How Many Ways Can Martians, Vesuvians, and Jovians Line Up?

[RedSunflowers32]

In how many ways can 5 distinct Martians, ten distinct Vesuvians and eight distinct Jovians wait together in line if no two Martains stand together>



2. 10_p_5 = 10! & 5! but what about 8? and 2?

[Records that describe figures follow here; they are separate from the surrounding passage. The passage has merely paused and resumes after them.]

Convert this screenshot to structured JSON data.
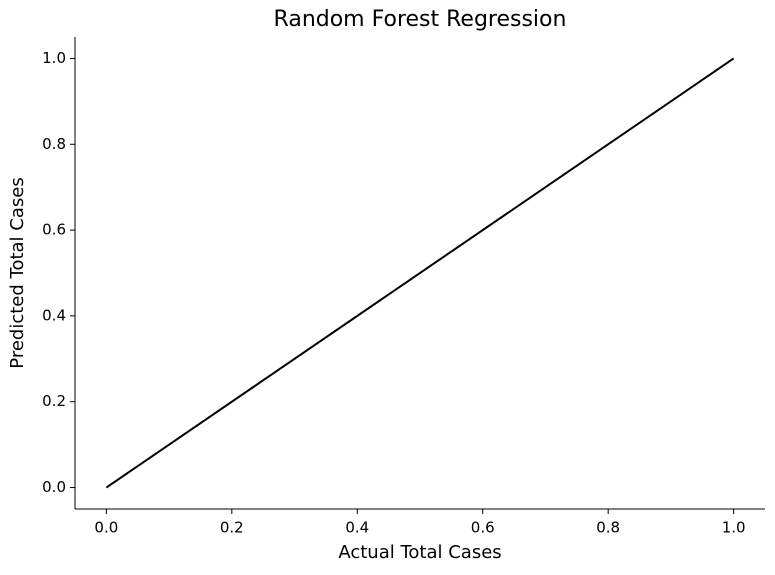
{
  "chart_data": {
    "type": "line",
    "title": "Random Forest Regression",
    "x_label": "Actual Total Cases",
    "y_label": "Predicted Total Cases",
    "x": [
      0,
      1
    ],
    "values": [
      0,
      1
    ],
    "color": "#000000",
    "xlim": [
      -0.05,
      1.05
    ],
    "ylim": [
      -0.05,
      1.05
    ],
    "xticks": [
      {
        "value": 0,
        "label": "0.0"
      },
      0.2,
      0.4,
      0.6,
      0.8,
      {
        "value": 1,
        "label": "1.0"
      }
    ],
    "yticks": [
      {
        "value": 0,
        "label": "0.0"
      },
      0.2,
      0.4,
      0.6,
      0.8,
      {
        "value": 1,
        "label": "1.0"
      }
    ],
    "grid": false
  }
}
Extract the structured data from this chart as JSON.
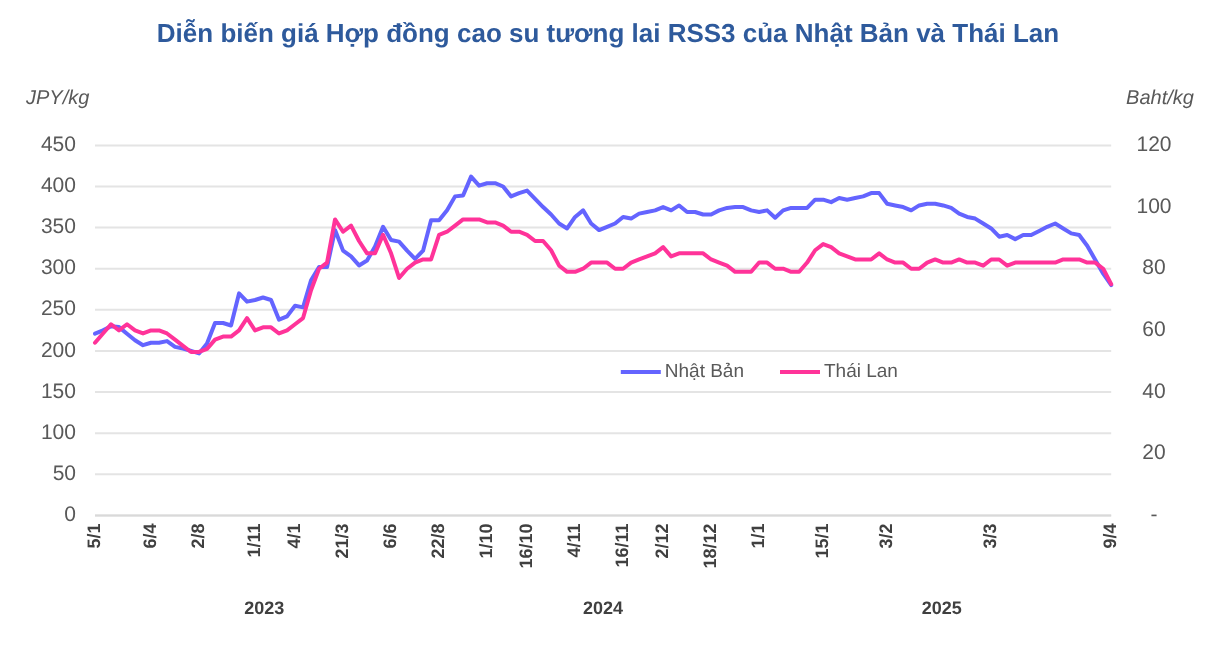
{
  "chart_data": {
    "type": "line",
    "title": "Diễn biến giá Hợp đồng cao su tương lai RSS3 của Nhật Bản và Thái Lan",
    "ylabel": "JPY/kg",
    "y2label": "Baht/kg",
    "categories": [
      "5/1",
      null,
      null,
      null,
      null,
      null,
      null,
      "6/4",
      null,
      null,
      null,
      null,
      null,
      "2/8",
      null,
      null,
      null,
      null,
      null,
      null,
      "1/11",
      null,
      null,
      null,
      null,
      "4/1",
      null,
      null,
      null,
      null,
      null,
      "21/3",
      null,
      null,
      null,
      null,
      null,
      "6/6",
      null,
      null,
      null,
      null,
      null,
      "22/8",
      null,
      null,
      null,
      null,
      null,
      "1/10",
      null,
      null,
      null,
      null,
      "16/10",
      null,
      null,
      null,
      null,
      null,
      "4/11",
      null,
      null,
      null,
      null,
      null,
      "16/11",
      null,
      null,
      null,
      null,
      "2/12",
      null,
      null,
      null,
      null,
      null,
      "18/12",
      null,
      null,
      null,
      null,
      null,
      "1/1",
      null,
      null,
      null,
      null,
      null,
      null,
      null,
      "15/1",
      null,
      null,
      null,
      null,
      null,
      null,
      null,
      "3/2",
      null,
      null,
      null,
      null,
      null,
      null,
      null,
      null,
      null,
      null,
      null,
      null,
      "3/3",
      null,
      null,
      null,
      null,
      null,
      null,
      null,
      null,
      null,
      null,
      null,
      null,
      null,
      null,
      "9/4"
    ],
    "series": [
      {
        "name": "Nhật Bản",
        "color": "#6464ff",
        "values": [
          221,
          225,
          230,
          229,
          221,
          213,
          207,
          210,
          210,
          212,
          205,
          203,
          200,
          197,
          209,
          234,
          234,
          231,
          270,
          260,
          262,
          265,
          262,
          238,
          242,
          255,
          253,
          286,
          302,
          302,
          347,
          322,
          315,
          304,
          310,
          327,
          351,
          335,
          333,
          322,
          312,
          322,
          359,
          359,
          371,
          388,
          389,
          412,
          401,
          404,
          404,
          400,
          388,
          392,
          395,
          385,
          375,
          366,
          355,
          349,
          363,
          371,
          355,
          347,
          351,
          355,
          363,
          361,
          367,
          369,
          371,
          375,
          371,
          377,
          369,
          369,
          366,
          366,
          371,
          374,
          375,
          375,
          371,
          369,
          371,
          362,
          371,
          374,
          374,
          374,
          384,
          384,
          381,
          386,
          384,
          386,
          388,
          392,
          392,
          379,
          377,
          375,
          371,
          377,
          379,
          379,
          377,
          374,
          367,
          363,
          361,
          355,
          349,
          339,
          341,
          336,
          341,
          341,
          346,
          351,
          355,
          349,
          343,
          341,
          328,
          311,
          294,
          280
        ]
      },
      {
        "name": "Thái Lan",
        "color": "#ff3399",
        "axis": "y2",
        "values": [
          56,
          59,
          62,
          60,
          62,
          60,
          59,
          60,
          60,
          59,
          57,
          55,
          53,
          53,
          54,
          57,
          58,
          58,
          60,
          64,
          60,
          61,
          61,
          59,
          60,
          62,
          64,
          73,
          80,
          82,
          96,
          92,
          94,
          89,
          85,
          85,
          91,
          85,
          77,
          80,
          82,
          83,
          83,
          91,
          92,
          94,
          96,
          96,
          96,
          95,
          95,
          94,
          92,
          92,
          91,
          89,
          89,
          86,
          81,
          79,
          79,
          80,
          82,
          82,
          82,
          80,
          80,
          82,
          83,
          84,
          85,
          87,
          84,
          85,
          85,
          85,
          85,
          83,
          82,
          81,
          79,
          79,
          79,
          82,
          82,
          80,
          80,
          79,
          79,
          82,
          86,
          88,
          87,
          85,
          84,
          83,
          83,
          83,
          85,
          83,
          82,
          82,
          80,
          80,
          82,
          83,
          82,
          82,
          83,
          82,
          82,
          81,
          83,
          83,
          81,
          82,
          82,
          82,
          82,
          82,
          82,
          83,
          83,
          83,
          82,
          82,
          80,
          75
        ]
      }
    ],
    "ylim": [
      0,
      450
    ],
    "yticks": [
      0,
      50,
      100,
      150,
      200,
      250,
      300,
      350,
      400,
      450
    ],
    "y2lim": [
      0,
      120
    ],
    "y2ticks": [
      {
        "value": 0,
        "label": "-"
      },
      20,
      40,
      60,
      80,
      100,
      120
    ],
    "grid": "y",
    "legend": "right",
    "annotations": [
      "2023",
      "2024",
      "2025"
    ]
  }
}
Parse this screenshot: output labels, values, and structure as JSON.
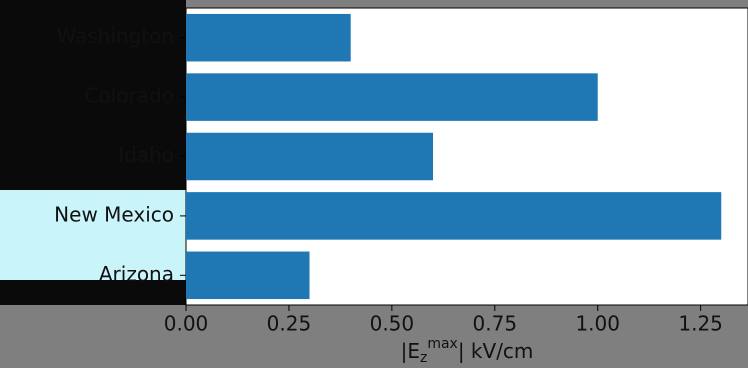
{
  "chart_data": {
    "type": "barh",
    "categories": [
      "Washington",
      "Colorado",
      "Idaho",
      "New Mexico",
      "Arizona"
    ],
    "values": [
      0.4,
      1.0,
      0.6,
      1.3,
      0.3
    ],
    "color": "#1f77b4",
    "xlim": [
      0,
      1.365
    ],
    "xticks": [
      {
        "value": 0,
        "label": "0.00"
      },
      0.25,
      {
        "value": 0.5,
        "label": "0.50"
      },
      0.75,
      {
        "value": 1,
        "label": "1.00"
      },
      1.25
    ],
    "x_label": {
      "open": "|E",
      "sub": "z",
      "sup": "max",
      "close": "| kV/cm"
    }
  }
}
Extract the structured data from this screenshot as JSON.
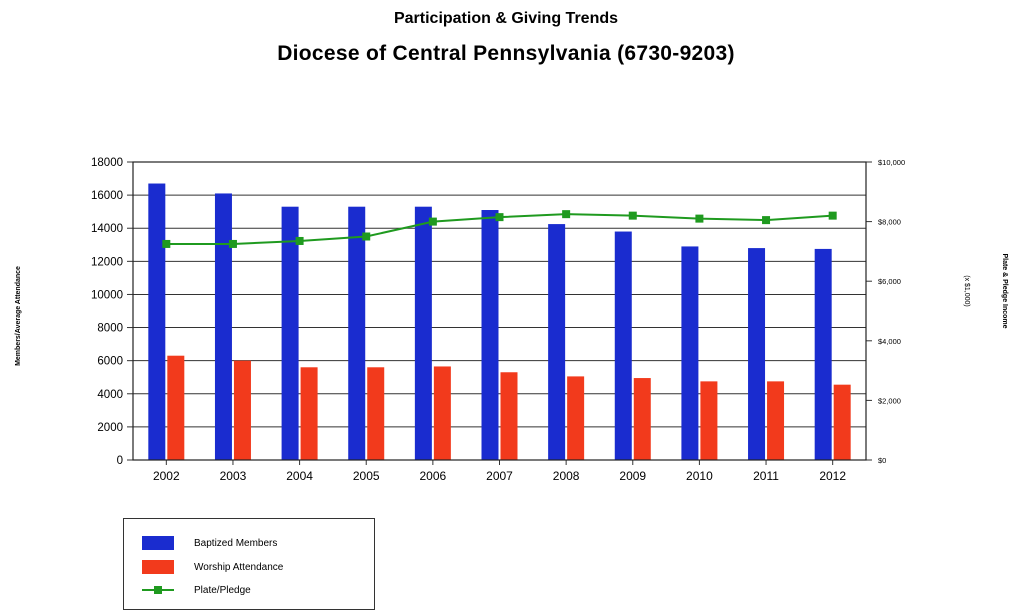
{
  "header": {
    "title": "Participation & Giving Trends",
    "subtitle": "Diocese of Central Pennsylvania (6730-9203)"
  },
  "chart_data": {
    "type": "bar",
    "categories": [
      "2002",
      "2003",
      "2004",
      "2005",
      "2006",
      "2007",
      "2008",
      "2009",
      "2010",
      "2011",
      "2012"
    ],
    "series": [
      {
        "name": "Baptized Members",
        "type": "bar",
        "axis": "left",
        "color": "#1a2ccf",
        "values": [
          16700,
          16100,
          15300,
          15300,
          15300,
          15100,
          14250,
          13800,
          12900,
          12800,
          12750
        ]
      },
      {
        "name": "Worship Attendance",
        "type": "bar",
        "axis": "left",
        "color": "#f23a1c",
        "values": [
          6300,
          6000,
          5600,
          5600,
          5650,
          5300,
          5050,
          4950,
          4750,
          4750,
          4550
        ]
      },
      {
        "name": "Plate/Pledge",
        "type": "line",
        "axis": "right",
        "color": "#1f9a1f",
        "values": [
          7250,
          7250,
          7350,
          7500,
          8000,
          8150,
          8250,
          8200,
          8100,
          8050,
          8200
        ]
      }
    ],
    "ylabel": "Members/Average Attendance",
    "y2label": "Plate & Pledge Income",
    "y2unit": "(x $1,000)",
    "ylim": [
      0,
      18000
    ],
    "yticks": [
      "0",
      "2000",
      "4000",
      "6000",
      "8000",
      "10000",
      "12000",
      "14000",
      "16000",
      "18000"
    ],
    "y2lim": [
      0,
      10000
    ],
    "y2ticks": [
      "$0",
      "$2,000",
      "$4,000",
      "$6,000",
      "$8,000",
      "$10,000"
    ],
    "grid": true,
    "legend_position": "bottom-left"
  }
}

3. 10! = 10*9*8*7*6*5*4*3*2*1
8! = 8*7*6*5*4*3*2*1
5! = 5*4*3*2*1
10*9 = 90/2 = 45?



I am so lost.. I am not a programmer..but required to take this class for my major! Please anyone help me out??

 

[f(x)]

consider a line of vesuvians and jovians and fill the martians into the gaps. That'll be the total possible ways of fitting in Martians so that no two matians stay together.

 

[RedSunflowers32]

hummm

I did that one already and I didn't like the answer. But thanks.

 

[f(x)]

I did that one already and I didn't like the answer.

what does that mean

 

[RedSunflowers32]

It means I did the chain with every 3rd position there is a Martian, but that does not tell me how to write the equation to present the proper answer. If I factor out each element 5! = 120 * 10! = 3628800 *8! =40320
which gives me an answer of 1.5801827328E15.
Since we are working with combinations and Premutations I'm lost on which way to do the problem.